Additionally, "the budget assigns $159 million to the relatively new U.S. Cyber Command, and distributes $258 million among science and technology investments targeted at cyber tools," and that "some" of the proposed funding will go "toward a new partnership with the Homeland Security Department, which oversees civilian cyber operations."

"Any way you measure it," Sternstein writes, "Defense funding for cybersecurity dwarfs that of Homeland Security. The fiscal 2012 budget for DHS information security is $936 million."

And given the fact that "some cybersecurity funding is classified at Defense components such as the NSA," the Pentagon satrapy with the brief to driftnet spy on Americans' communications and potentially, through U.S. Cyber Command, carry out offensive operations against selected domestic targets in tandem with corporate partners, as the HBGary emails and documents leaked by Anonymous seem to suggest, total cybersecurity spending is an immense black hole.

As investigative journalist Nate Anderson revealed in Ars Technica, the HBGary hack demonstrated how the U.S. government is now "in the position of deploying the hacker's darkest tools--rootkits, computer viruses, trojan horses, and the like."

Indeed, Anderson reports, in 2009 "HBGary had partnered with the Advanced Information Systems group of defense contractor General Dynamics to work on a project euphemistically known as 'Task B.' The team had a simple mission: slip a piece of stealth software onto a target laptop without the owner's knowledge."

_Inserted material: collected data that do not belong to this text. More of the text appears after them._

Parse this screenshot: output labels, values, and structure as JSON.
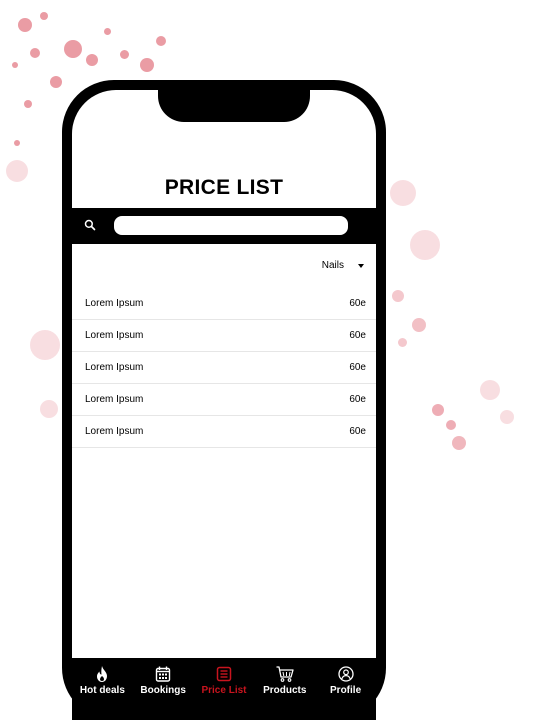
{
  "page": {
    "title": "PRICE LIST"
  },
  "search": {
    "placeholder": "",
    "value": ""
  },
  "filter": {
    "selected": "Nails"
  },
  "price_items": [
    {
      "name": "Lorem Ipsum",
      "price": "60e"
    },
    {
      "name": "Lorem Ipsum",
      "price": "60e"
    },
    {
      "name": "Lorem Ipsum",
      "price": "60e"
    },
    {
      "name": "Lorem Ipsum",
      "price": "60e"
    },
    {
      "name": "Lorem Ipsum",
      "price": "60e"
    }
  ],
  "tabs": [
    {
      "label": "Hot deals",
      "icon": "flame-icon",
      "active": false
    },
    {
      "label": "Bookings",
      "icon": "calendar-icon",
      "active": false
    },
    {
      "label": "Price List",
      "icon": "list-icon",
      "active": true
    },
    {
      "label": "Products",
      "icon": "cart-icon",
      "active": false
    },
    {
      "label": "Profile",
      "icon": "user-icon",
      "active": false
    }
  ],
  "colors": {
    "frame": "#000000",
    "accent_active": "#c8141e",
    "splatter": "#d94a5a"
  }
}
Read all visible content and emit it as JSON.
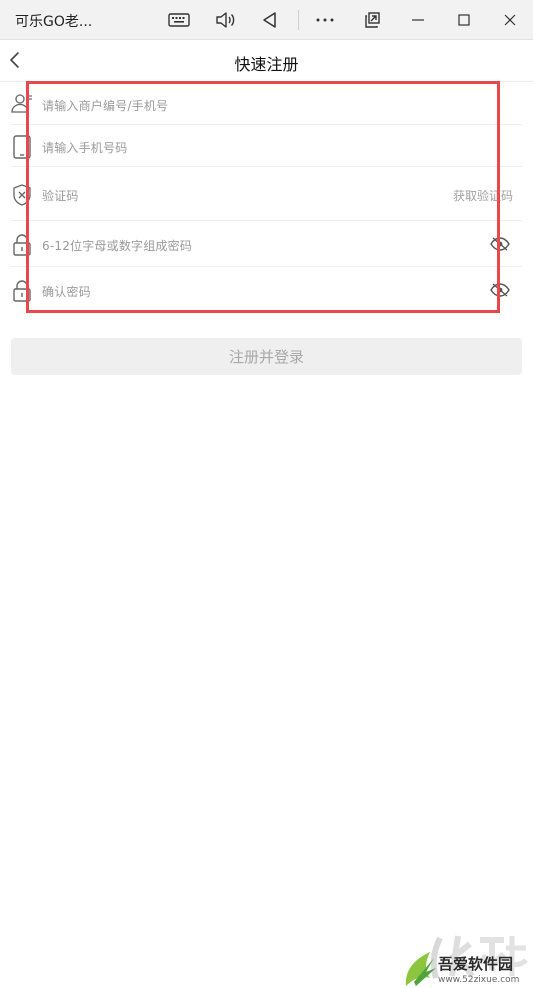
{
  "window": {
    "title": "可乐GO老..."
  },
  "header": {
    "title": "快速注册"
  },
  "form": {
    "account_placeholder": "请输入商户编号/手机号",
    "phone_placeholder": "请输入手机号码",
    "code_placeholder": "验证码",
    "get_code_label": "获取验证码",
    "password_placeholder": "6-12位字母或数字组成密码",
    "confirm_placeholder": "确认密码"
  },
  "submit_label": "注册并登录",
  "watermark": {
    "text": "吾爱软件园",
    "url": "www.52zixue.com"
  },
  "colors": {
    "highlight": "#e8474c",
    "button_bg": "#efefef",
    "placeholder": "#9a9a9a"
  }
}
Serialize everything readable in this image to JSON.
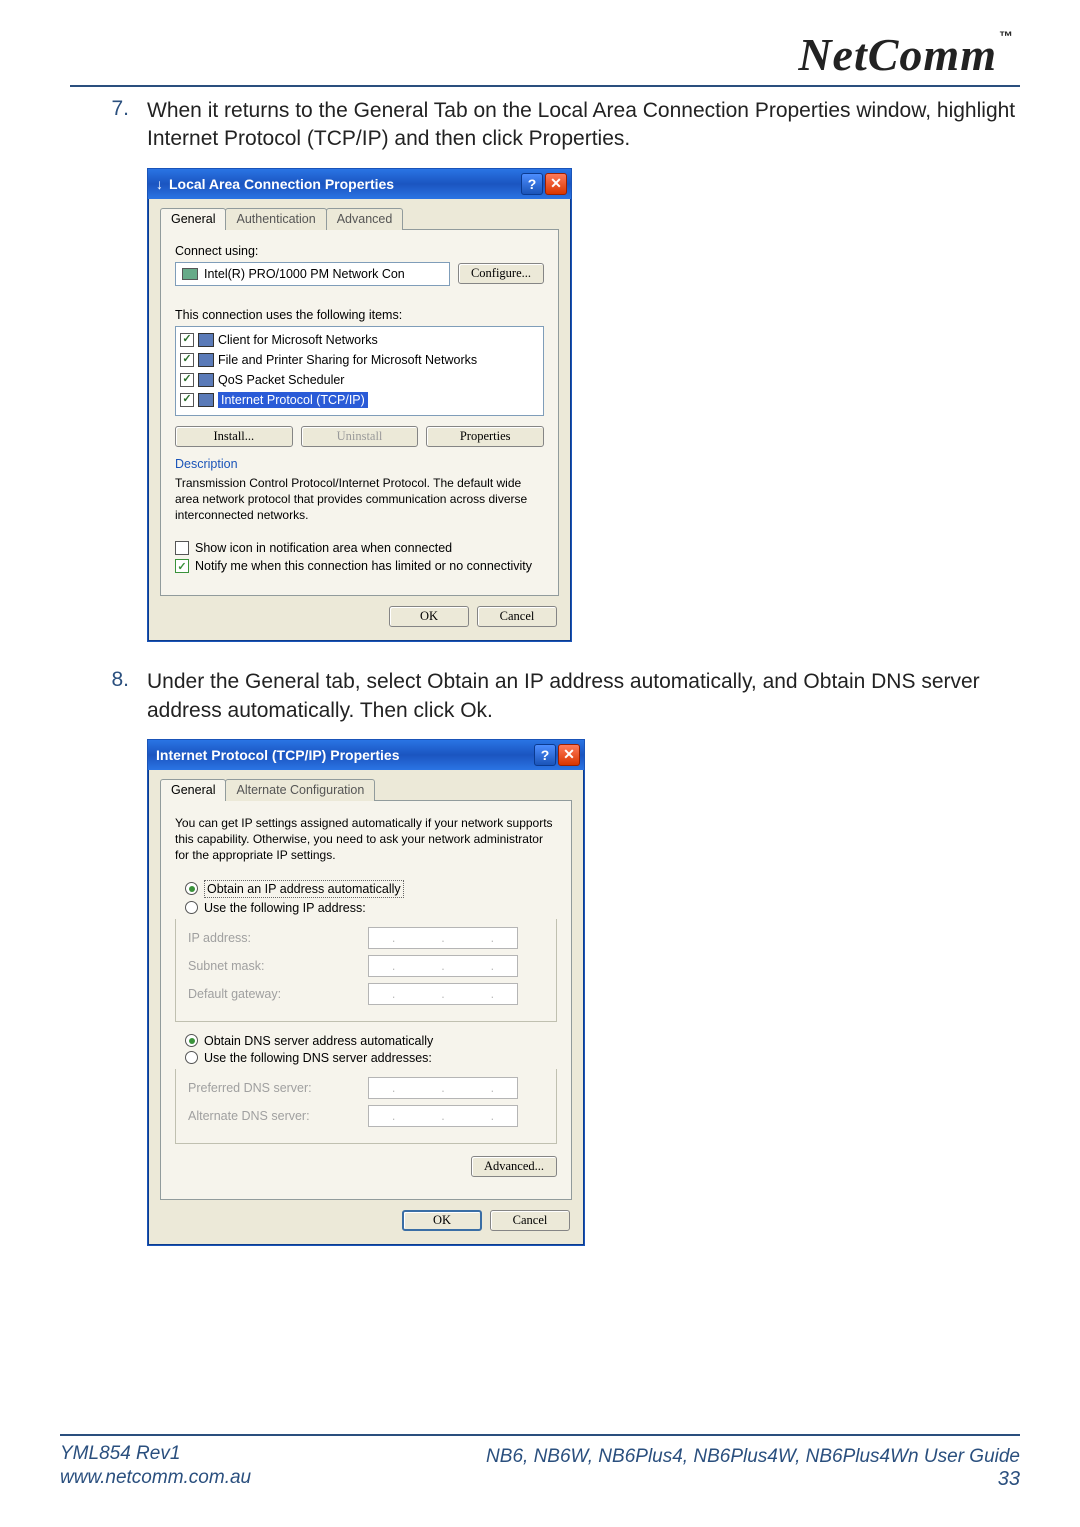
{
  "logo": {
    "brand": "NetComm",
    "tm": "™"
  },
  "steps": [
    {
      "num": "7.",
      "text": "When it returns to the General Tab on the Local Area Connection Properties window, highlight Internet Protocol (TCP/IP) and then click Properties."
    },
    {
      "num": "8.",
      "text": "Under the General tab, select Obtain an IP address automatically, and Obtain DNS server address automatically. Then click Ok."
    }
  ],
  "dialog1": {
    "title": "Local Area Connection Properties",
    "tabs": [
      "General",
      "Authentication",
      "Advanced"
    ],
    "connect_label": "Connect using:",
    "adapter": "Intel(R) PRO/1000 PM Network Con",
    "configure": "Configure...",
    "uses_label": "This connection uses the following items:",
    "items": [
      "Client for Microsoft Networks",
      "File and Printer Sharing for Microsoft Networks",
      "QoS Packet Scheduler",
      "Internet Protocol (TCP/IP)"
    ],
    "install": "Install...",
    "uninstall": "Uninstall",
    "properties": "Properties",
    "desc_label": "Description",
    "desc": "Transmission Control Protocol/Internet Protocol. The default wide area network protocol that provides communication across diverse interconnected networks.",
    "show_icon": "Show icon in notification area when connected",
    "notify": "Notify me when this connection has limited or no connectivity",
    "ok": "OK",
    "cancel": "Cancel"
  },
  "dialog2": {
    "title": "Internet Protocol (TCP/IP) Properties",
    "tabs": [
      "General",
      "Alternate Configuration"
    ],
    "intro": "You can get IP settings assigned automatically if your network supports this capability. Otherwise, you need to ask your network administrator for the appropriate IP settings.",
    "obtain_ip": "Obtain an IP address automatically",
    "use_ip": "Use the following IP address:",
    "ip_address": "IP address:",
    "subnet": "Subnet mask:",
    "gateway": "Default gateway:",
    "obtain_dns": "Obtain DNS server address automatically",
    "use_dns": "Use the following DNS server addresses:",
    "pref_dns": "Preferred DNS server:",
    "alt_dns": "Alternate DNS server:",
    "advanced": "Advanced...",
    "ok": "OK",
    "cancel": "Cancel"
  },
  "footer": {
    "rev": "YML854 Rev1",
    "url": "www.netcomm.com.au",
    "guide": "NB6, NB6W, NB6Plus4, NB6Plus4W, NB6Plus4Wn User Guide",
    "page": "33"
  }
}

HBGary's CEO Greg Hoglund was focused on delivering such tools in tandem with defense giant General Dynamics "which a later e-mail makes clear was for a government agency."

"Hoglund's special interest was in all-but-undetectable computer 'rootkits'," Ars Technica reported, "programs that provide privileged access to a computer's innermost workings while cloaking themselves even from standard operating system functions. A good rootkit can be almost impossible to remove from a running machine--if you could even find it in the first place."

According to a 243 page report by HBGary, "Windows Rootkit Analysis Report," posted by the secrecy-shredding web site Public Intelligence, Hoglund averred that "combining deployment of a rootkit with a BOT makes for a very stealth piece of malicious software."

A companion document published by Public Intelligence, "Proposal for Project C," informs us that "General Dynamics has selected HBGary Inc to provide this proposal for development of a software application targeting the Windows XP Operating System that, when executed, loads and enables a covert kernel-mode implant that will exfiltrate a file from disk (or other remotely called commands) over a connected serial port to a remote device."

We're informed that the "enabling kernel mode implant will cater to a command and control element via the serial port," which "as part of the exploit delivery package, a usermode trojan will assist in the loading of the implant, which will clearly demonstrate the full capability of the implant."

In plain English: private contractors, including some of the largest U.S. defense and security firms, are busy as proverbial bees designing malware for the secret state; insidious, undetectable applications that can transform an individual's laptop or smart phone into a component of a malicious botnet under cover of "cyber defense."

Try finding those line items in the Defense Department's FY2012 budget!